Así como los efectos del Tratado de Versalles se volvieron en contra de quienes lo impusieron, de aplicarse el ajuste neoliberal salvaje, que pretenden los acreedores de la pequeña y grandiosa nación griega, cuna de nuestra civilización; no solo profundizaría la crisis hasta niveles política y socialmente intolerables, sino que además, las pérdidas serían mayores para los obtusos prestamistas, ya que como bien lo explicó el Presidente Kirchner, como preludio de la renegociación de la deuda argentina, en su memorable discurso, pronunciado en 2003 ante la Asamblea General de las Naciones Unidas: “los muertos no pagan”.

No cabe duda que la pretensión de someter al castigado pueblo griego a más desocupación, rebajas de salarios y jubilaciones, aumento de impuestos al consumo de alimentos y medicamentos, a la privatización de sus puertos y hasta a la venta a precio vil de sus bellas islas, tiene la clara finalidad política de escarmentar a Syriza y al sector mayoritario de la sociedad que acompaña a dicha formación política, porque la soberbia y prepotencia neoliberal, no admiten que resulte viable y exitoso un proyecto político y económico que confronta con su actual hegemonía: los gerentes del poder financiero y mediático hegemónico, encaramados en la troika europea, y en el amnésico gobierno alemán (que se olvida de su propia historia), temen el efecto contagio en otros países del sur del viejo continente, si es que Grecia se suma a los ejemplos de Argentina, Ecuador y de los demás proyectos nacionales y populares vigentes en América Latina.

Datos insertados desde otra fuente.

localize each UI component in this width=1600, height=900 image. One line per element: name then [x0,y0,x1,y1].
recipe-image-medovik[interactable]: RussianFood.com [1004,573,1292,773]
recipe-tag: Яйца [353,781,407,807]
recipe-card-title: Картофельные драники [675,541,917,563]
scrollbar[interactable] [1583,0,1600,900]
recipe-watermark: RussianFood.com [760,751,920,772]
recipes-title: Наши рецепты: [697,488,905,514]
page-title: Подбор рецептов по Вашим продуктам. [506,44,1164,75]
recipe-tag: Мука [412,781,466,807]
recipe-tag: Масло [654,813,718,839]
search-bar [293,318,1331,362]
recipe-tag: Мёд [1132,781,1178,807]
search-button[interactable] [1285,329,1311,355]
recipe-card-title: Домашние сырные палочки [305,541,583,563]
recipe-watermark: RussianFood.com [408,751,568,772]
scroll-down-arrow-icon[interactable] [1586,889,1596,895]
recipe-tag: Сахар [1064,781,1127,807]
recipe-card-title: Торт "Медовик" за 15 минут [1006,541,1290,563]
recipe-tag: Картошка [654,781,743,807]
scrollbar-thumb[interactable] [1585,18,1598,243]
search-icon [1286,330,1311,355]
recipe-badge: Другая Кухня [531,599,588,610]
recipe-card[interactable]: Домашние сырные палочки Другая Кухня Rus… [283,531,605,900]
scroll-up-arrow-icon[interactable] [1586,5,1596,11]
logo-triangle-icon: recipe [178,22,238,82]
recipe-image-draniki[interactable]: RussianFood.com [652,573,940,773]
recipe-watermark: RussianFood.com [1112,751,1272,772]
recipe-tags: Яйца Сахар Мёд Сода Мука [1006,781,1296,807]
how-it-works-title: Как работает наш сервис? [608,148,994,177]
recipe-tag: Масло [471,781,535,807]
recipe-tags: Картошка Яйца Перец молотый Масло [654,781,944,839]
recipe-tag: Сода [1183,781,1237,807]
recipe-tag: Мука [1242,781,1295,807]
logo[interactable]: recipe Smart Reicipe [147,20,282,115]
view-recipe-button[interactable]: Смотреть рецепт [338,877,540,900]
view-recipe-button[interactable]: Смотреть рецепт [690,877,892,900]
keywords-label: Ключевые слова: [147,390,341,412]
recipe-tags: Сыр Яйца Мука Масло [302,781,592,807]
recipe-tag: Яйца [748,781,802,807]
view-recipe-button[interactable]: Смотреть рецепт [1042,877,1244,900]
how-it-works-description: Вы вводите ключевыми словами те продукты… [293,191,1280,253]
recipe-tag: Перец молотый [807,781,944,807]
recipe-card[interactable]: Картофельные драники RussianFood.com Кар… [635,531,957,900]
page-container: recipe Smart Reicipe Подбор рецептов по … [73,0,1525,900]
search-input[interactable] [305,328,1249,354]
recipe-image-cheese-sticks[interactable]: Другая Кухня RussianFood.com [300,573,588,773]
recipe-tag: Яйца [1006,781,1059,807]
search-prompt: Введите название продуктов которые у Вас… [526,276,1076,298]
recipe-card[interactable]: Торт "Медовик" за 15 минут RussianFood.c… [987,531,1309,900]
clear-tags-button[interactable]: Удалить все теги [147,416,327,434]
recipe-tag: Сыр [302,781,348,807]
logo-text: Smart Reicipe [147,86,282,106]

Mientras los poderes financieros tiran de la cuerda al borde de su ruptura, y los fondos buitres ya han comenzado a oler la carroña, el desenfreno especulativo menosprecia las consecuencias que puede acarrear, a escala europea y luego global, la quiebra de la economía griega; la codicia y el cortoplacismo de sus mediocres y egoístas miras, los hace bailar en la cubierta del Titanic.

Es por las razones expuestas que el resultado de la disputa económica y política, que en desigualdad de condiciones y bajo extorsión, está librando la nación helena, contra la fuerza brutal del poder financiero internacional y de la tecnocracia neoliberal, es clave no solo para el pueblo griego, sino para las futuras condiciones de desenvolvimiento de la humanidad. El dilema es si mandan los pueblos o las corporaciones.

Desde esta perspectiva saludamos la decisión del pueblo griego, expresando nuestra solidaridad y el deseo de un futuro victorioso para Grecia, que en tal caso será la victoria de la soberanía, la independencia y la dignidad de los pueblos.